En fait, l’alchimie suit en Chine les spéculations sur les éléments [7]. La nouvelle série comprenait deux corps légers: feu et eau auxquels s’opposaient deux corps lourds: terre et métal. Entre ces deux catégories, le bois fit la transition, car il est en même temps léger et solide et, produit par la terre humide, il s’apparente à la fois aux principes aqueux et terreux.
La liste ainsi formée provenait évidemment d’esprits pratiques, curieux de la composition et de la production des êtres. Tandis que la série grecque a été complétée par des chercheurs désireux de remonter à la cause première, la série chinoise est l’oeuvre d’hommes préoccupés surtout de réalisations; ceux-là sont des physiciens, tandis que ceux-ci sont des alchimistes.
A quelle époque et en quel lieu la triade ancienne: feu, eau, terre s’est-elle accrue des éléments métal et bois? Il est impossible de le dire. On notera seulement que la littérature pehlevie [8] connaît une liste de sept dieux auxquels correspondent l’homme le bétail, le feu, le métal, la terre, l’eau et les plantes, ce qui appose la série chinoise des cinq éléments complétée par les êtres supérieurs: bétail et homme.
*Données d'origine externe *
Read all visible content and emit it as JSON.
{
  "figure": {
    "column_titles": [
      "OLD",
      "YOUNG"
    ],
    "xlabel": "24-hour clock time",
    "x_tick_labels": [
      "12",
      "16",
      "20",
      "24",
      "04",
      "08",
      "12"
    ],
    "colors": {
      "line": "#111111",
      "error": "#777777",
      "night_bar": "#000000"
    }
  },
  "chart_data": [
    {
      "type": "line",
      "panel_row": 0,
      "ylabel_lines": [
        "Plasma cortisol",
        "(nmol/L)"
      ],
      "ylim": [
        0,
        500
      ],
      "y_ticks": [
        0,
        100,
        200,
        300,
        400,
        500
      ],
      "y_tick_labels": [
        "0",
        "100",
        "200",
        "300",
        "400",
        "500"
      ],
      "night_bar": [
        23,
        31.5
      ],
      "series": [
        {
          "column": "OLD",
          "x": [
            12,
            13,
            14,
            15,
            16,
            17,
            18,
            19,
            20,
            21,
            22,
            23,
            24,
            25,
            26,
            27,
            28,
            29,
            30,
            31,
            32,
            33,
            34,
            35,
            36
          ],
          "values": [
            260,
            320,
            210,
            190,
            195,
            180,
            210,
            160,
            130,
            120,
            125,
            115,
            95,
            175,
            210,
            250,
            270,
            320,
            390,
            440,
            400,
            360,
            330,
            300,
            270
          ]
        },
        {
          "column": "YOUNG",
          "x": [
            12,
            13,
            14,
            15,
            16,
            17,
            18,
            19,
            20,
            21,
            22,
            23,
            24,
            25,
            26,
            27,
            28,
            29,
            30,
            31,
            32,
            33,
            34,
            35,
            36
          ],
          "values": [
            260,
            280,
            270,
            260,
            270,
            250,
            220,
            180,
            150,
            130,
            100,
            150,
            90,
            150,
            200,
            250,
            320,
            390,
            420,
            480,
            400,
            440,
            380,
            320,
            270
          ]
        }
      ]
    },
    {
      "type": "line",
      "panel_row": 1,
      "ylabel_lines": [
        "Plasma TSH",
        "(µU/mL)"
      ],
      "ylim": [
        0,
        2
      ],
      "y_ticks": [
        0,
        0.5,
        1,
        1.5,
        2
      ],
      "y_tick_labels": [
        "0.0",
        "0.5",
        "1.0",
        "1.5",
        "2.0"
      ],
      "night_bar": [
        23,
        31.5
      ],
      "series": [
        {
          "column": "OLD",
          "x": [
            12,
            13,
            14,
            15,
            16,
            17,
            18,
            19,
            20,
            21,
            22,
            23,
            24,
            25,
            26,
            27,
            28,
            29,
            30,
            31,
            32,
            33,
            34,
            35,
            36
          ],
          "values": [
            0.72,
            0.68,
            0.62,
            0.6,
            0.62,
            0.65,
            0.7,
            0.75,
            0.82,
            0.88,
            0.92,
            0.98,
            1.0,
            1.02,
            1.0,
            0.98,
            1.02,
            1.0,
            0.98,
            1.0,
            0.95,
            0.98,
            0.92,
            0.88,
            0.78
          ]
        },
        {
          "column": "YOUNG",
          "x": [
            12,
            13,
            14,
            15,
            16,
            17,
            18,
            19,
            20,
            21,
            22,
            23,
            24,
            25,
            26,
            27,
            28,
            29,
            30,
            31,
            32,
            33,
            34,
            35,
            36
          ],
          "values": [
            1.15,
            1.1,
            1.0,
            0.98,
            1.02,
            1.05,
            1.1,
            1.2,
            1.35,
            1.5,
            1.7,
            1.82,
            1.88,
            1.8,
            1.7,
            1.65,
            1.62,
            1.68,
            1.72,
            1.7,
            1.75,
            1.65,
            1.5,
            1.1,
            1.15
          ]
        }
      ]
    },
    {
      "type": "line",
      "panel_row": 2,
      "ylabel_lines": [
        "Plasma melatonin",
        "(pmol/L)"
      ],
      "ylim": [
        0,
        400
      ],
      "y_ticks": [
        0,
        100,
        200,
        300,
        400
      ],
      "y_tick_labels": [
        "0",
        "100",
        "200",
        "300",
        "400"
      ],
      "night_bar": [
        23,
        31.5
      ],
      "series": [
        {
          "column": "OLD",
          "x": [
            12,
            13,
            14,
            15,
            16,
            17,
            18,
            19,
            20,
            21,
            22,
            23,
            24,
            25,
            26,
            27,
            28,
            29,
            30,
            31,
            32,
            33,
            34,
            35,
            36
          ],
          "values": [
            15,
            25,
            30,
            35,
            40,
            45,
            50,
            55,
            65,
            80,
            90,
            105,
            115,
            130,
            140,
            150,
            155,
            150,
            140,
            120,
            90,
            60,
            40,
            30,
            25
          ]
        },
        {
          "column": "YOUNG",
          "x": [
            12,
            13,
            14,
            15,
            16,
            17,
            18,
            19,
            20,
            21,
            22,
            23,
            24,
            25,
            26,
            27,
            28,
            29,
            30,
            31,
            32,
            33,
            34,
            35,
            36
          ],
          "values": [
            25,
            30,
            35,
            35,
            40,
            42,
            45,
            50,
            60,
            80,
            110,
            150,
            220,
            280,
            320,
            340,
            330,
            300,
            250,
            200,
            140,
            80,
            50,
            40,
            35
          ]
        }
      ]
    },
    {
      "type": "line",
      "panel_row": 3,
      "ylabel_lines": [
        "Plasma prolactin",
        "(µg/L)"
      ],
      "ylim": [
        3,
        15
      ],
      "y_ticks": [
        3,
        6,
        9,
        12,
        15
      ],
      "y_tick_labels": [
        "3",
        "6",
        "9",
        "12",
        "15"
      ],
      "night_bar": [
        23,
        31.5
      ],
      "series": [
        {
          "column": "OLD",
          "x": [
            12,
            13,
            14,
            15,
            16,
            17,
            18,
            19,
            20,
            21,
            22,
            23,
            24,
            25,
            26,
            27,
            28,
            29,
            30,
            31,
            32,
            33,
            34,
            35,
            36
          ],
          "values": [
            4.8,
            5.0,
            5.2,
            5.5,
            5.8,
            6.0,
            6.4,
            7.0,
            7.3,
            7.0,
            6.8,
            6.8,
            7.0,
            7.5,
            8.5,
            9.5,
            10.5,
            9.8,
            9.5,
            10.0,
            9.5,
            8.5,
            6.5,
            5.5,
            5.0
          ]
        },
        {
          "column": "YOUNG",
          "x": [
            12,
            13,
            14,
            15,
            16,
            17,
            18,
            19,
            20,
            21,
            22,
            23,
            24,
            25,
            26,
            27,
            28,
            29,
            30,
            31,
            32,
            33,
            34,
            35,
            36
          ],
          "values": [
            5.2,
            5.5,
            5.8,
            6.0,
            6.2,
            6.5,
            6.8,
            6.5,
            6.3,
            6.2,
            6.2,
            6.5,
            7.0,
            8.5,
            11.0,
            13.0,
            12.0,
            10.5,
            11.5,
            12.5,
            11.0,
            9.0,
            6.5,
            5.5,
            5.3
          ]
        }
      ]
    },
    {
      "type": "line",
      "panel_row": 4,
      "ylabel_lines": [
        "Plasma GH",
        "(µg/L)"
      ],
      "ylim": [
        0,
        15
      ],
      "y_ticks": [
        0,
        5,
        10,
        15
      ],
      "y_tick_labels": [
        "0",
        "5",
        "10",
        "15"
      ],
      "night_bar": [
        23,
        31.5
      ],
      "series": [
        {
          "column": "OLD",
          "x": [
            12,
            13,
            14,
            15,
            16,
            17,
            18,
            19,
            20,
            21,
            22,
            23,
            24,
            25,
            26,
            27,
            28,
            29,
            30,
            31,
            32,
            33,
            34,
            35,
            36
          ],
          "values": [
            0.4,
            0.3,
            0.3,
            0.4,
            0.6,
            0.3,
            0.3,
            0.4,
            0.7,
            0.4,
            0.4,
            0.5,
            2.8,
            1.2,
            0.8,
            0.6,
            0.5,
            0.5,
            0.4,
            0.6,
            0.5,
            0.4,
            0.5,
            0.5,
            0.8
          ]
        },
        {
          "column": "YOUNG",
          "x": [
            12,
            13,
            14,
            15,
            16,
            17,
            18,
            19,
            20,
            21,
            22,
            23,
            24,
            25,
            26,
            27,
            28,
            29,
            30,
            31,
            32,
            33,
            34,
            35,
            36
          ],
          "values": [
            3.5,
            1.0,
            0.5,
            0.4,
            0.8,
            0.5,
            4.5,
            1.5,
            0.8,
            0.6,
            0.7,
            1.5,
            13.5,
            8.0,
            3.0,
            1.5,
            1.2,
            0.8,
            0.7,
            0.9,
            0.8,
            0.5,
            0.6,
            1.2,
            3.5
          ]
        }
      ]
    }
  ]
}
C’est la preuve d’une étroite connexion entre les spéculations iraniennes et chinoises [9]. En somme, les théories relatives aux éléments posent une série de questions qui touchent à l’histoire des quatre grandes civilisations iranienne, grecque, indienne et chinoise. Sur bien des points notre information est encore insuffisante. Mais sans attendre les enquêtes de détail, d’ailleurs souvent aléatoires, il était nécessaire de prendre une vue d’ensemble afin de coordonner les problèmes et de finer les limites entre lesquelles peuvent varier les solutions.
On aperçoit d’ores et déjà que la théorie des éléments a des origines religieuses, que, d’une cosmologie mythique fondée sur la triade babylonienne, se sont dégagées la série des trois états de la matière, puis les listes diverses de quatre ou cinq éléments. II semble que l’Iran soit le foyer d’où ces idées se sont répandues en Grèce, dans l’Inde, en Chine, puis dans tout l’Ancien Monde. Il apparaît enfin que ces spéculations contenaient en germe les théories préscientifiques sur la constitution, les propriétés et les transformations de la matière.